The Senate could have expelled the lawmakers. But Steinberg and many other senators have repeatedly said they would not consider voting to expel lawmakers until they are convicted and have exhausted their appeals.

The last time California lawmakers considered a motion to expel another legislator was in 1905.

Suspended lawmakers cannot participate in any votes or use their offices. They cannot even set foot on the Assembly or Senate floors, though they are allowed to enter the Capitol, which is a public building.

Conversely, when lawmakers take voluntary leaves of absence, they can decide to end their leaves and return to their duties in Sacramento at any time. Calderon and Wright were on such leaves before Friday's vote.

Steinberg on Friday also introduced a constitutional amendment that would give the Legislature power to suspend its members for wrongdoing and not have to pay their salaries. But before the measure can be placed on the November ballot, it must win support from two-thirds of members in both houses of the Legislature.

In 2010, voters passed another measure that prevented legislators from getting paid if they don't approve a budget by the June 15 constitutional deadline.

If the latest proposal goes before voters this fall and passes, Calderon and Yee -- who will be termed-out this year --would only lose their salaries from Nov. 5 to Dec. 1, when newly elected senators will be sworn in.

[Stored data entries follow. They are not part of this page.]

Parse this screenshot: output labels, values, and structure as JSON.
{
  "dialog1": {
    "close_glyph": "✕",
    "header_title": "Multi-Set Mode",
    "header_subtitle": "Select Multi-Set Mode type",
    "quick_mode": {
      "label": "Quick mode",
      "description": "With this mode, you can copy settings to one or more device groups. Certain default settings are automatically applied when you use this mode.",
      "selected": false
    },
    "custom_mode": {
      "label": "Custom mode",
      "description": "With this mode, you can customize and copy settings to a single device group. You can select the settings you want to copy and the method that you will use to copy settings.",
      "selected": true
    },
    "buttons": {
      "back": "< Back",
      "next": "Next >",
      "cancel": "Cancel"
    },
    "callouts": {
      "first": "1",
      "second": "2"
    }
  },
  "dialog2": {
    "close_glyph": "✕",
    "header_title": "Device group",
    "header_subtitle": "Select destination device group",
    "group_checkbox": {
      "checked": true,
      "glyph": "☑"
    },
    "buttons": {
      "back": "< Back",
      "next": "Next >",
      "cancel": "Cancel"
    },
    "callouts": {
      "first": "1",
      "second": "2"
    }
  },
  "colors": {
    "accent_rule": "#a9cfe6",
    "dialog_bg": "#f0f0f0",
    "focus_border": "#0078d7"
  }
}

Before the suspension vote, Steinberg said he was shocked to see so many of his colleagues face felony charges this year, which will be his last as a lawmaker because of term limits.

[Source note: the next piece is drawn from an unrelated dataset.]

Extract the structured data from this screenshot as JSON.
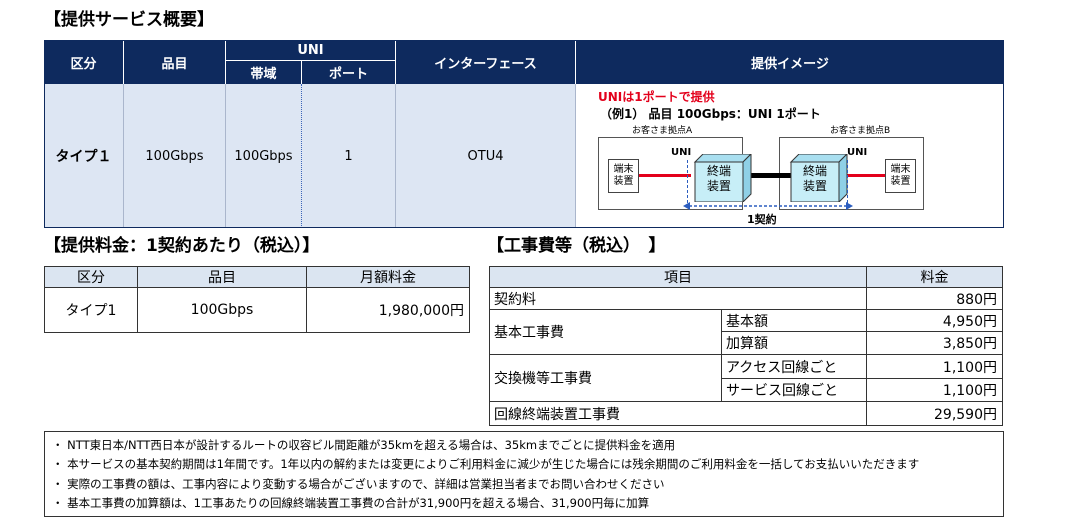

"One is an anomaly, two a coincidence, but three?" Steinberg said.

Gov. Jerry Brown on Friday joined a chorus of other top California politicians, including U.S. Sens. Barbara Boxer and Dianne Feinstein in calling for Yee, Calderon and Wright to quit.

"Given the extraordinary circumstances of these cases -- and today's unprecedented suspensions -- the best way to restore public confidence is for these senators to resign," Brown said.

Had Steinberg failed to take swift action against his colleagues after the Yee allegations were made public, he would have put every other senator at risk of being painted with the "culture of corruption brush," said Larry Gerston, a political-science professor at San Jose State.

"He reached the point where he knew he couldn't wait any longer," Gerston said. "Waiting for these issues to be sorted out at trial would be too costly politically."

Huff, the Republican leader, said he was pleased that Steinberg allowed the Senate to take equal action about all three senators accused of corruption.

"It allows us to move forward from this dark cloud of ethics violations and corruption allegations," Huff said. "The Senate faces a great deal of work on behalf of the people this year, and it's important that the first task was to restore the public's trust."

On Friday and in statements earlier this week, Steinberg addressed criticism of the chamber but assured the public that the actions of the three lawmakers don't reflect the good work done by the rest of the body.

That assurance isn't good enough, said Bill Whalen, a former aide to Republican Gov. Pete Wilson who is now a fellow at Stanford's Hoover Institution. He urged Steinberg to appoint an independent commission to investigate the "culture of corruption" in Sacramento.

"Voting to suspend these three senators is, in effect, giving them a timeout," Whalen said. "It's like a car going over three really quick speed bumps and hoping it won't hit potholes. It's about the easiest thing the Senate could have done."

After Friday's vote, Paul De Meester, Yee's lawyer, issued a statement saying: "Suspension is the right step for now, and is appropriate in a system that presumes the innocence of the accused."

In February, Calderon surrendered to authorities after being indicted on bribery charges. A month before, Wright was convicted of voter fraud and perjury stemming from a 2010 indictment.

Steinberg on Friday also announced plans to cancel a Senate floor session in April so that lawmakers and their staffs can participate in mandatory ethics training. And he urged staff members with concerns about their bosses' behavior to come forward and report it.

Speaking with reporters shortly after the vote, Steinberg said the Senate already has "intensive" ethics training for lawmakers and staff members, but that there are some common-sense things you just can't teach.

"I know of no ethics class that teaches about the illegality or the danger of gunrunning or other such sordid activities," he said.